Archer, William (1856–1924) By Postlewait, Thomas
Born in Edinburgh, William Archer served as a London theater critic from 1881 to 1920. He retired from weekly reviewing when his melodrama The Green Goddess was a major success in New York (1920–1922) and London (1923–1924). His translations of Henrik Ibsen’s plays began to be published in 1888 and culminated in The Works of Henrik Ibsen (twelve volumes, 1906–1908). He translated and helped to stage the first London productions of A Doll’s House (1889), Ghosts (1891), and Rosmersholm (1892), and in close partnership with the actress Elizabeth Robins co-directed the productions of Hedda Gabler (1891), The Master Builder (1893), Little Eyolf (1896), and John Gabriel Borkman (1898).

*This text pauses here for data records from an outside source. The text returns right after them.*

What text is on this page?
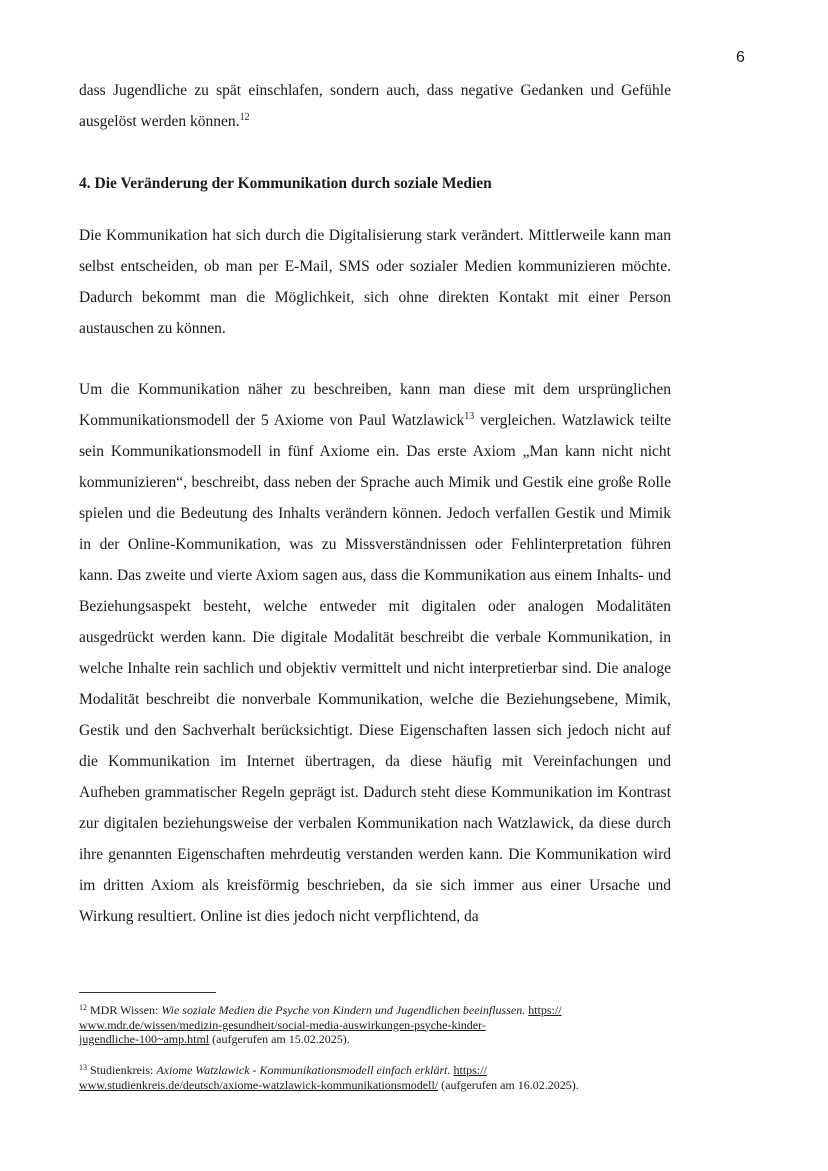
6

dass Jugendliche zu spät einschlafen, sondern auch, dass negative Gedanken und Gefühle ausgelöst werden können.$^{12}$

4. Die Veränderung der Kommunikation durch soziale Medien

Die Kommunikation hat sich durch die Digitalisierung stark verändert. Mittlerweile kann man selbst entscheiden, ob man per E-Mail, SMS oder sozialer Medien kommunizieren möchte. Dadurch bekommt man die Möglichkeit, sich ohne direkten Kontakt mit einer Person austauschen zu können.

Um die Kommunikation näher zu beschreiben, kann man diese mit dem ursprünglichen Kommunikationsmodell der 5 Axiome von Paul Watzlawick$^{13}$ vergleichen. Watzlawick teilte sein Kommunikationsmodell in fünf Axiome ein. Das erste Axiom „Man kann nicht nicht kommunizieren“, beschreibt, dass neben der Sprache auch Mimik und Gestik eine große Rolle spielen und die Bedeutung des Inhalts verändern können. Jedoch verfallen Gestik und Mimik in der Online-Kommunikation, was zu Missverständnissen oder Fehlinterpretation führen kann. Das zweite und vierte Axiom sagen aus, dass die Kommunikation aus einem Inhalts- und Beziehungsaspekt besteht, welche entweder mit digitalen oder analogen Modalitäten ausgedrückt werden kann. Die digitale Modalität beschreibt die verbale Kommunikation, in welche Inhalte rein sachlich und objektiv vermittelt und nicht interpretierbar sind. Die analoge Modalität beschreibt die nonverbale Kommunikation, welche die Beziehungsebene, Mimik, Gestik und den Sachverhalt berücksichtigt. Diese Eigenschaften lassen sich jedoch nicht auf die Kommunikation im Internet übertragen, da diese häufig mit Vereinfachungen und Aufheben grammatischer Regeln geprägt ist. Dadurch steht diese Kommunikation im Kontrast zur digitalen beziehungsweise der verbalen Kommunikation nach Watzlawick, da diese durch ihre genannten Eigenschaften mehrdeutig verstanden werden kann. Die Kommunikation wird im dritten Axiom als kreisförmig beschrieben, da sie sich immer aus einer Ursache und Wirkung resultiert. Online ist dies jedoch nicht verpflichtend, da

$^{12}$ MDR Wissen: Wie soziale Medien die Psyche von Kindern und Jugendlichen beeinflussen. https://
www.mdr.de/wissen/medizin-gesundheit/social-media-auswirkungen-psyche-kinder-
jugendliche-100~amp.html (aufgerufen am 15.02.2025).
$^{13}$ Studienkreis: Axiome Watzlawick - Kommunikationsmodell einfach erklärt. https://
www.studienkreis.de/deutsch/axiome-watzlawick-kommunikationsmodell/ (aufgerufen am 16.02.2025).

He also translated and published plays by Maurice Maeterlinck and Gerhart Hauptmann. In his advocacy for modern English drama, Archer supported the plays of Arthur Wing Pinero, Oscar Wilde, James Barrie, Harley Granville Barker, and Bernard Shaw. He led the British campaigns against stage censorship and for a national theater. In 1907 he and Barker published A National Theatre: Scheme and Estimates. In the mid-1880s he and Shaw drafted a play entitled Rhinegold that Shaw later transformed into Widowers’ Houses (1892), the play that launched his playwriting career. Between 1892 and 1924 Archer wrote well over 100 articles and reviews on Shaw and his plays. Although he criticized some of the plays, he repeatedly praised Shaw as a modern dramatic genius. Their abiding friendship thrived on their debates about all aspects of modern drama, including Shaw’s plays. In 1923 Archer published The Old Drama and the New, a historical survey of British drama with a lengthy (and still argumentative) section on Shaw.